OK so I'm creating classes for a school assignment. The first part is create the class Pizza include fields for Size, toppings , price. include methods to get and set these values. create a diagram and write pseudocode that defines the class which i did

7.Pizza

Size: num
Toppings: string
Price: num

setSize(diameter:num) : void
setToppings(topping:string) : void
getSize() : num
getToppings() : string
calculatePrice() : void

a.
Class Pizza
Declarations 
num Size
string Toppings
num Price
void setSize(num diameter)
Size = diameter
return
void setToppings( string topping) 
Toppings = topping
calculatePrice()
return
num getSize()
return Size
string getToppings
return Toppings
void calculatePrice()
declarations
10 inch= 7.99
13 inch= 10.99
15 inch= 13.99
toppings= .50
Sizes= 10 inch, 13 inch, 15 inch 
Price = Size + toppings
return
endClass

the second part im stuck on and can find a satisfiing answer in the book. the question is create an application that declares two Pizza objects and sets and displays thier fields? any help would be create. this is not program specific so just the generals:banghead:


----------



## crowleyc625 (Mar 2, 2011)

thanks lol. geez


----------



## Ninjaboi (Dec 27, 2010)

Hello crowley!

I'll phrase the question you were given in this problem so that others may see it better.

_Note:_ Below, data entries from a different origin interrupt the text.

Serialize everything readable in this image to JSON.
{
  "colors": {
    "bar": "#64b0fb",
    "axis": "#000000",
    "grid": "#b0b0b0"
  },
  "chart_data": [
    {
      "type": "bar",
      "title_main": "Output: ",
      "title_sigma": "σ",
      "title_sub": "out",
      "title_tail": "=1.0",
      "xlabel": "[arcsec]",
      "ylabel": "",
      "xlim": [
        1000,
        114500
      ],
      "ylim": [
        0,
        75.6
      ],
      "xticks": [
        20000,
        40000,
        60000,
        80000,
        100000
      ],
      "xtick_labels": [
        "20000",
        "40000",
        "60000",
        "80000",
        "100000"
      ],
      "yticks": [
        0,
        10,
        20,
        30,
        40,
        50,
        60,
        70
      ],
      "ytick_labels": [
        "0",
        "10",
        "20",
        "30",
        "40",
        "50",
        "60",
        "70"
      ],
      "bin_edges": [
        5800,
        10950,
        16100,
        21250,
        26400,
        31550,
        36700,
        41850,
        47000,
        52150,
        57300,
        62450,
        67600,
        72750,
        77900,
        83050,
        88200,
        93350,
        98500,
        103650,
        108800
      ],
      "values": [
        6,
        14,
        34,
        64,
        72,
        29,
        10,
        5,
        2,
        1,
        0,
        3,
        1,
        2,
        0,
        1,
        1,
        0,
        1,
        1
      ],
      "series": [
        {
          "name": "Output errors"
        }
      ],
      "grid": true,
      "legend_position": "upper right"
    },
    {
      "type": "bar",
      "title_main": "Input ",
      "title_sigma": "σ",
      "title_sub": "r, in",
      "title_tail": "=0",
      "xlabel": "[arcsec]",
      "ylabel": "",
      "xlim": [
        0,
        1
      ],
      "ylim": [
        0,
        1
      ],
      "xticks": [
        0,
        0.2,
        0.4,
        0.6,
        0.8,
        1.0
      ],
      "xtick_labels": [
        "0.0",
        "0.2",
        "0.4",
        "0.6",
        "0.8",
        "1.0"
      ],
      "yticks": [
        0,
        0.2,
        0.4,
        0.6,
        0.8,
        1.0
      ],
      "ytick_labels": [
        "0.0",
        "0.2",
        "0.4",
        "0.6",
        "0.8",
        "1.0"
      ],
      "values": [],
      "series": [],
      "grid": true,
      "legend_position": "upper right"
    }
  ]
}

> Create an application that declares two instances of the Pizza class that sets and displays their fields.


So you have a Pizza class that you created ( pseudo-code for one that you have shown ). What you are being told to do is create two instances of the Pizza class, which mean creating two objects. In most languages, this means you would have it like this:

Pizza pizza1;
Pizza pizza2;

That way you have two pizzas to work with in your application.

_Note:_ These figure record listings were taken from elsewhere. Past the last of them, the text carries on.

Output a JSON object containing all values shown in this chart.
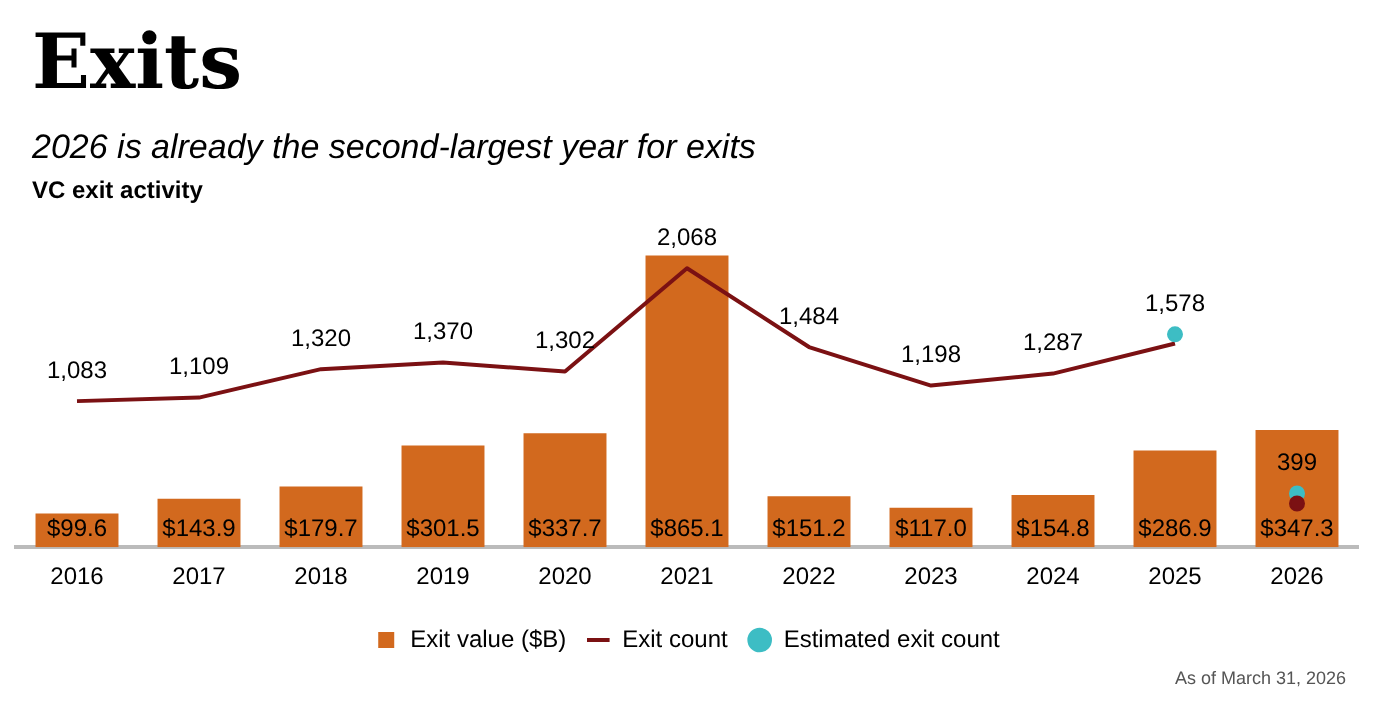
{
  "chart_data": {
    "type": "bar",
    "title": "Exits",
    "subtitle": "2026 is already the second-largest year for exits",
    "annotations": [
      "VC exit activity",
      "As of March 31, 2026"
    ],
    "categories": [
      "2016",
      "2017",
      "2018",
      "2019",
      "2020",
      "2021",
      "2022",
      "2023",
      "2024",
      "2025",
      "2026"
    ],
    "series": [
      {
        "name": "Exit value ($B)",
        "color": "#d2691e",
        "values": [
          99.6,
          143.9,
          179.7,
          301.5,
          337.7,
          865.1,
          151.2,
          117.0,
          154.8,
          286.9,
          347.3
        ],
        "value_labels": [
          "$99.6",
          "$143.9",
          "$179.7",
          "$301.5",
          "$337.7",
          "$865.1",
          "$151.2",
          "$117.0",
          "$154.8",
          "$286.9",
          "$347.3"
        ]
      },
      {
        "name": "Exit count",
        "type": "line",
        "axis": "y2",
        "color": "#7b1113",
        "marker": "none",
        "values": [
          1083,
          1109,
          1320,
          1370,
          1302,
          2068,
          1484,
          1198,
          1287,
          1510,
          null
        ],
        "value_labels": [
          "1,083",
          "1,109",
          "1,320",
          "1,370",
          "1,302",
          "2,068",
          "1,484",
          "1,198",
          "1,287",
          null,
          null
        ]
      },
      {
        "type": "scatter",
        "axis": "y2",
        "color": "#7b1113",
        "marker": "circle",
        "values": [
          null,
          null,
          null,
          null,
          null,
          null,
          null,
          null,
          null,
          null,
          324
        ]
      },
      {
        "name": "Estimated exit count",
        "type": "scatter",
        "axis": "y2",
        "color": "#3dbdc4",
        "marker": "circle",
        "values": [
          null,
          null,
          null,
          null,
          null,
          null,
          null,
          null,
          null,
          1578,
          399
        ],
        "value_labels": [
          null,
          null,
          null,
          null,
          null,
          null,
          null,
          null,
          null,
          "1,578",
          "399"
        ]
      }
    ],
    "tick_labels": "x",
    "grid": false,
    "legend": "bottom"
  }
}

Next, you would set their fields. 



> Size: num
> Toppings: string
> Price: num


These are your fields. What you would do is have the class Pizza have either a constructor method or a few methods that would set these fields.



> Constructor way of doing it:
> 
> Pizza pizza1( Size = 6, Toppings = "Cheese", Price = 20 );
> Pizza pizza2( Size = 7, Toppings = "Pepperoni", Price = 24 );





> Multiple method way of doing it:
> 
> Pizza pizza1;
> Pizza pizza2;
> ...


Both ways are valid, but one is just easier to look at. Most people will make their class have both constructors and multiple methods to do these things.

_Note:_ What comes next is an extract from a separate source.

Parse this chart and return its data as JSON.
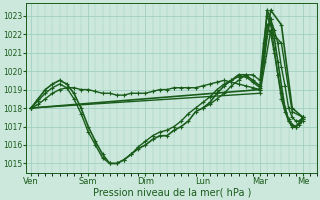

For the last part you need to display the values of the fields. If you're doing it from the console it might look something like this:



> Console.Display( "Pizza 1 size: ", pizza1.GetSize() );
> Console.Display( "Pizza 1 toppings: ", pizza1.GetToppings() );
> Console.Display( "Pizza 1 price: ", pizza1.GetPrice() );
> 
> ...


This means that you would simply have your class have methods that return the values of the fields it has. Note that all this I'm displaying is from no real language I use, it's just more code-like pseudo-code. I'm not sure what language you may be using, but this should be universal enough in concept to be used in any OOP language.

Hope this helps!


----------



## crowleyc625 (Mar 2, 2011)

actually this does help we are just learning basics so it only has to make some kind of logical sense.


----------